Even though this set was in its original box and as mint as you’d ever see, there is nothing to indicate who made them:
However, a recent online auction for another set of these appears to answer that question. The set up for bids is identical to mine, with one small difference:
Now I suppose it’s possible that over the course of 85 years, someone might have picked up a box of pencils and thought it would look cool to slap an unrelated sticker on the front of it, but I’m back to Occam’s razor – the most reasonable explanation is that the maker of these pencils put its label on some of them, just not mine:
I’m good with attributing these to the American Lead Pencil Company, “Makers of the famous VENUS Pencils.”
Until just a couple days ago, that was all I had to add about Veiled Prophet pencils . . . but then a package arrived from Rob Bader, bearing something I’d been eyeing in his online store for a year or more. I finally had to bite on it, since it fits in perfectly with another article you’ll see here a bit later.
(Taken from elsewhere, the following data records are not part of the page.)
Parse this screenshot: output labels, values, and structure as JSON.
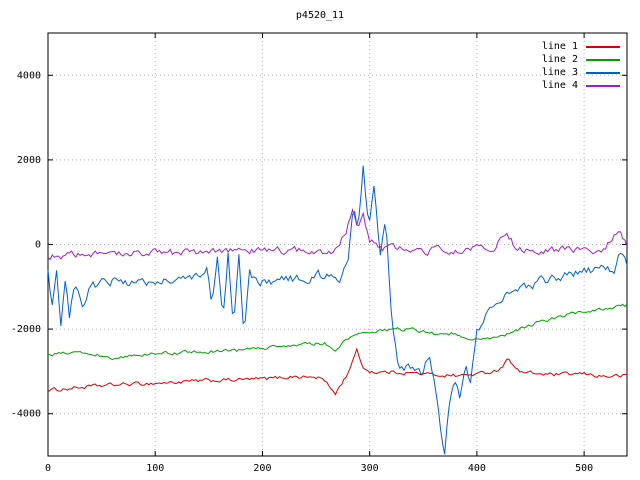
{
  "chart_data": {
    "type": "line",
    "title": "p4520_11",
    "xlabel": "",
    "ylabel": "",
    "xlim": [
      0,
      540
    ],
    "ylim": [
      -5000,
      5000
    ],
    "x_ticks": [
      0,
      100,
      200,
      300,
      400,
      500
    ],
    "y_ticks": [
      -4000,
      -2000,
      0,
      2000,
      4000
    ],
    "grid": true,
    "legend_position": "top-right",
    "background": "#ffffff",
    "grid_color": "#b5b5b5",
    "series": [
      {
        "name": "line 1",
        "color": "#dd0000",
        "noise": 45,
        "keypoints": [
          [
            0,
            -3450
          ],
          [
            30,
            -3380
          ],
          [
            60,
            -3320
          ],
          [
            100,
            -3280
          ],
          [
            150,
            -3220
          ],
          [
            200,
            -3180
          ],
          [
            230,
            -3120
          ],
          [
            255,
            -3150
          ],
          [
            268,
            -3520
          ],
          [
            278,
            -3120
          ],
          [
            288,
            -2520
          ],
          [
            295,
            -2950
          ],
          [
            305,
            -3020
          ],
          [
            330,
            -3020
          ],
          [
            360,
            -3080
          ],
          [
            385,
            -3100
          ],
          [
            405,
            -3050
          ],
          [
            420,
            -2960
          ],
          [
            430,
            -2700
          ],
          [
            440,
            -3020
          ],
          [
            470,
            -3080
          ],
          [
            500,
            -3060
          ],
          [
            520,
            -3120
          ],
          [
            540,
            -3100
          ]
        ]
      },
      {
        "name": "line 2",
        "color": "#00a000",
        "noise": 40,
        "keypoints": [
          [
            0,
            -2600
          ],
          [
            30,
            -2560
          ],
          [
            60,
            -2680
          ],
          [
            90,
            -2600
          ],
          [
            120,
            -2560
          ],
          [
            150,
            -2520
          ],
          [
            180,
            -2500
          ],
          [
            210,
            -2420
          ],
          [
            240,
            -2360
          ],
          [
            258,
            -2320
          ],
          [
            268,
            -2560
          ],
          [
            278,
            -2220
          ],
          [
            290,
            -2120
          ],
          [
            300,
            -2060
          ],
          [
            320,
            -2000
          ],
          [
            340,
            -2010
          ],
          [
            360,
            -2110
          ],
          [
            380,
            -2100
          ],
          [
            400,
            -2260
          ],
          [
            412,
            -2200
          ],
          [
            430,
            -2100
          ],
          [
            450,
            -1900
          ],
          [
            470,
            -1760
          ],
          [
            490,
            -1620
          ],
          [
            510,
            -1560
          ],
          [
            525,
            -1500
          ],
          [
            540,
            -1440
          ]
        ]
      },
      {
        "name": "line 3",
        "color": "#0060d0",
        "noise": 110,
        "keypoints": [
          [
            0,
            -700
          ],
          [
            4,
            -1500
          ],
          [
            8,
            -600
          ],
          [
            12,
            -1800
          ],
          [
            16,
            -900
          ],
          [
            20,
            -1700
          ],
          [
            25,
            -800
          ],
          [
            32,
            -1400
          ],
          [
            40,
            -1000
          ],
          [
            50,
            -900
          ],
          [
            60,
            -880
          ],
          [
            80,
            -920
          ],
          [
            100,
            -820
          ],
          [
            120,
            -860
          ],
          [
            140,
            -800
          ],
          [
            148,
            -500
          ],
          [
            153,
            -1500
          ],
          [
            158,
            -300
          ],
          [
            163,
            -1800
          ],
          [
            168,
            -250
          ],
          [
            173,
            -2000
          ],
          [
            178,
            -300
          ],
          [
            183,
            -2150
          ],
          [
            188,
            -700
          ],
          [
            195,
            -900
          ],
          [
            210,
            -860
          ],
          [
            225,
            -800
          ],
          [
            240,
            -820
          ],
          [
            252,
            -700
          ],
          [
            262,
            -780
          ],
          [
            272,
            -820
          ],
          [
            280,
            -400
          ],
          [
            285,
            900
          ],
          [
            289,
            400
          ],
          [
            294,
            1800
          ],
          [
            299,
            400
          ],
          [
            304,
            1500
          ],
          [
            310,
            -200
          ],
          [
            315,
            500
          ],
          [
            320,
            -1600
          ],
          [
            326,
            -2800
          ],
          [
            332,
            -3000
          ],
          [
            340,
            -2900
          ],
          [
            350,
            -3100
          ],
          [
            355,
            -2600
          ],
          [
            360,
            -3300
          ],
          [
            365,
            -4200
          ],
          [
            370,
            -5000
          ],
          [
            374,
            -3800
          ],
          [
            379,
            -3300
          ],
          [
            384,
            -3600
          ],
          [
            389,
            -2900
          ],
          [
            394,
            -3200
          ],
          [
            400,
            -2100
          ],
          [
            410,
            -1550
          ],
          [
            420,
            -1320
          ],
          [
            430,
            -1220
          ],
          [
            440,
            -1120
          ],
          [
            450,
            -950
          ],
          [
            460,
            -880
          ],
          [
            470,
            -820
          ],
          [
            480,
            -760
          ],
          [
            490,
            -720
          ],
          [
            500,
            -660
          ],
          [
            510,
            -620
          ],
          [
            520,
            -580
          ],
          [
            528,
            -640
          ],
          [
            534,
            -200
          ],
          [
            540,
            -520
          ]
        ]
      },
      {
        "name": "line 4",
        "color": "#a020c8",
        "noise": 85,
        "keypoints": [
          [
            0,
            -300
          ],
          [
            20,
            -250
          ],
          [
            40,
            -220
          ],
          [
            60,
            -260
          ],
          [
            80,
            -200
          ],
          [
            100,
            -160
          ],
          [
            120,
            -210
          ],
          [
            140,
            -160
          ],
          [
            160,
            -120
          ],
          [
            180,
            -170
          ],
          [
            200,
            -110
          ],
          [
            220,
            -160
          ],
          [
            240,
            -110
          ],
          [
            258,
            -220
          ],
          [
            268,
            -110
          ],
          [
            278,
            300
          ],
          [
            284,
            900
          ],
          [
            289,
            400
          ],
          [
            294,
            700
          ],
          [
            300,
            120
          ],
          [
            310,
            -120
          ],
          [
            320,
            -60
          ],
          [
            330,
            -120
          ],
          [
            350,
            -160
          ],
          [
            370,
            -110
          ],
          [
            390,
            -160
          ],
          [
            400,
            -110
          ],
          [
            415,
            -60
          ],
          [
            428,
            220
          ],
          [
            438,
            -110
          ],
          [
            458,
            -160
          ],
          [
            478,
            -110
          ],
          [
            498,
            -160
          ],
          [
            518,
            -110
          ],
          [
            532,
            320
          ],
          [
            540,
            -20
          ]
        ]
      }
    ]
  }
}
When I unwrapped what was inside, though, this wasn’t what I was expecting:
I thought Rob got his wires crossed, but the pencil I was waiting for was also in there, along with a note: “Let me know if you want this one too,” it read.
Maybe, maybe not, I thought. It’s a Hutcheon “Finer Pointe,” and I do like those:
But it’s a lot like one I have already.
You’ve seen it before, in The Leadhead’s Pencil Blog Vol.2, page 168. The top part of this one also made a cameo appearance in "The Tangled Web" when I was comparing this later clip to what appears on the “Fine Point” pencils initially offered by General Manufacturing (before General came up with the goofy lever-operated Kaligraf).
On the plus side, Rob’s pencil has that more graceful, earlier clip and a pattern that’s more intricate than the one I’ve already shown you, but judging from the traces of black in the recesses and the fact that the first part of the imprint is so weak, I’m suspecting at some point in its history someone polished the tar out of it in an effort to make it look pretty (not Rob, by the way – he knows better than that).
But there was something else about Rob’s pencil that had me abandoning my plus/minus chart. Embossed lettering is fairly unique to Hutcheon – it’s on the back side of one of my “Hutch Clutch” pencils (see "The Mabie Todd-Hutcheon Connection"). It’s the second one from top in this picture:
Rob’s pencil also has embossing along these lines, but what it says fits perfectly in a “Veiled Prophet” update:
“Vail of Profit St. Louis Mo. 1923.” I have no idea what it means or for what purpose it was made, but I do have a much better idea what it is meant to suggest – only because John Rimakis clued me in to the meaning of those “Veiled Prophet” pencils and I’d written about them here before.
I called Rob. “I suppose you’re calling me about that pencil I sent you,” he said. “Do you want it?”
“Yeah, you got me," I sighed. "I’ve already photographed it to include in this Saturday’s article.” We’ll settle up in Raleigh this August, I suppose. If the creek don’t rise, as Rob would say.